Die nächsten sechs Wochen beschäftigte ich mich Tag und Nacht mit diesem Laptop. Ich erstellte Listen mit Recherche über die Kontinente, Länder und Regierungsform. Ich ging mit der Zeit immer mehr ins Detail, Geschichte, Entwicklung, heutiger Stand - welche Auswirkungen das eine oder andere auf die Welt hatte. Am schlimmsten fand ich die Liste mit den - meiner Meinung nach - gefährlichsten und brutalsten Menschen, die zur Zeit an der Macht waren. Ich schaute mit Besorgnis darauf, dass die Liste immer länger wurde. Auch die mit den augenblicklichen Konfliktherden, Kriegen und Massakern wurde jeden Tag länger.
Immer nach zwei Stunden brachte ich meine Aufzeichnungen in Ordnung, schlief dann ein paar Stunden und wenn es sich ergab, diskutierte ich mit Sandro über meine neuesten Erkenntnisse. Er blieb merkwürdig still dabei, ich merkte es nicht sofort, aber ich hatte den Eindruck, er wollte, dass ich etwas sah, was ich noch nicht erkennen konnte.
Er meinte einmal nur »Du denkst den Gedanken nicht zu Ende, Angelina. Du suchst die Ursache - für alles hier.«, nur das half mir nicht weiter.
Aber ich war zuversichtlich, dass ich es irgendwann erkennen würde und blieb mit unverminderter Energie bei der Arbeit.
Es ging wochenlang so weiter, weil in zwei Stunden konnte ich nicht immer alles so herausfinden wie ich wollte und vor allem, ich konnte mit den Ergebnissen immer noch nicht mehr anfangen.
Nach sechs Wochen kam uns Gio besuchen - ohne Anhang.
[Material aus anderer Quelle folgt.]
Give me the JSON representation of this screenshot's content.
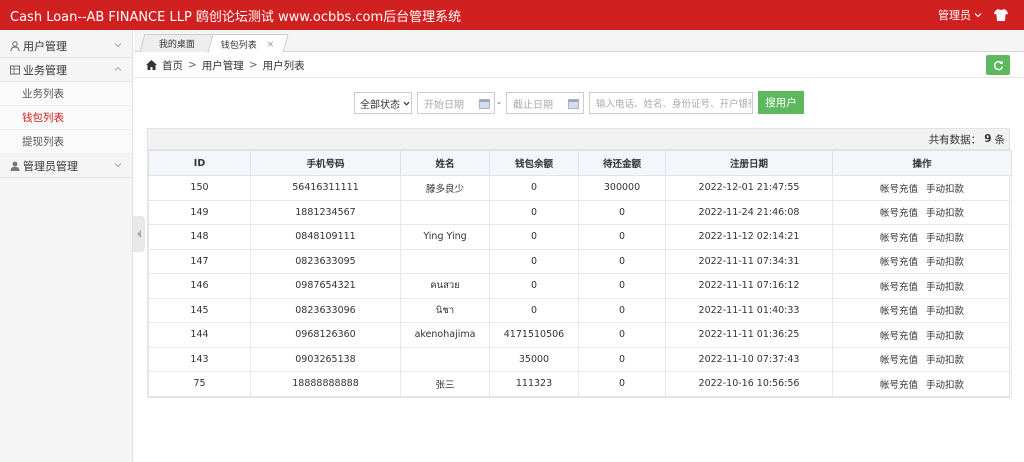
{
  "header": {
    "title": "Cash Loan--AB FINANCE LLP 鸥创论坛测试 www.ocbbs.com后台管理系统",
    "admin_label": "管理员"
  },
  "sidebar": {
    "groups": [
      {
        "label": "用户管理",
        "icon": "user-icon"
      },
      {
        "label": "业务管理",
        "icon": "grid-icon"
      },
      {
        "label": "管理员管理",
        "icon": "person-icon"
      }
    ],
    "items": [
      {
        "label": "业务列表"
      },
      {
        "label": "钱包列表"
      },
      {
        "label": "提现列表"
      }
    ]
  },
  "tabs": [
    {
      "label": "我的桌面"
    },
    {
      "label": "钱包列表",
      "close": "×"
    }
  ],
  "breadcrumb": {
    "home": "首页",
    "sep": ">",
    "level1": "用户管理",
    "level2": "用户列表"
  },
  "search": {
    "status_value": "全部状态",
    "start_placeholder": "开始日期",
    "dash": "-",
    "end_placeholder": "截止日期",
    "keyword_placeholder": "输入电话、姓名、身份证号、开户银行",
    "button_label": "搜用户"
  },
  "summary": {
    "prefix": "共有数据：",
    "count": "9",
    "unit": "条"
  },
  "table": {
    "columns": [
      "ID",
      "手机号码",
      "姓名",
      "钱包余额",
      "待还金额",
      "注册日期",
      "操作"
    ],
    "action_recharge": "帐号充值",
    "action_deduct": "手动扣款",
    "rows": [
      [
        "150",
        "56416311111",
        "滕多良少",
        "0",
        "300000",
        "2022-12-01 21:47:55"
      ],
      [
        "149",
        "1881234567",
        "",
        "0",
        "0",
        "2022-11-24 21:46:08"
      ],
      [
        "148",
        "0848109111",
        "Ying Ying",
        "0",
        "0",
        "2022-11-12 02:14:21"
      ],
      [
        "147",
        "0823633095",
        "",
        "0",
        "0",
        "2022-11-11 07:34:31"
      ],
      [
        "146",
        "0987654321",
        "คนสวย",
        "0",
        "0",
        "2022-11-11 07:16:12"
      ],
      [
        "145",
        "0823633096",
        "นิชา",
        "0",
        "0",
        "2022-11-11 01:40:33"
      ],
      [
        "144",
        "0968126360",
        "akenohajima",
        "4171510506",
        "0",
        "2022-11-11 01:36:25"
      ],
      [
        "143",
        "0903265138",
        "",
        "35000",
        "0",
        "2022-11-10 07:37:43"
      ],
      [
        "75",
        "18888888888",
        "张三",
        "111323",
        "0",
        "2022-10-16 10:56:56"
      ]
    ]
  },
  "colors": {
    "header_bg": "#d0201f",
    "active_menu": "#d0201f",
    "button_green": "#5eb95e"
  }
}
Ich hätte eh keine Zeit gehabt und mit halbem Ohr hörte ich nur, wie er Sandro von Marcellas Studpartnero, der nun zeitweise bei ihnen wohnte, erzählte und wie glücklich sie darüber sei. Maria hatte schon länger ihren Studpartnero Francesco, wobei deren Treffen eher sporadisch ausfielen, aber es interessierte mich im Augenblick nicht sonderlich. Ich wollte endlich bei meinem Projekt weiterkommen und es machte mich langsam wütend, dass ich es einfach nicht begriff, was für alle anderen wohl so offensichtlich war. Nur - einen Tipp wollte mir keiner geben und so saß ich mal wieder grübelnd über meinen Listen. In einer halben Stunde konnte ich wieder an das Gerät und ich wusste gerade nicht, was ich noch recherchieren sollte.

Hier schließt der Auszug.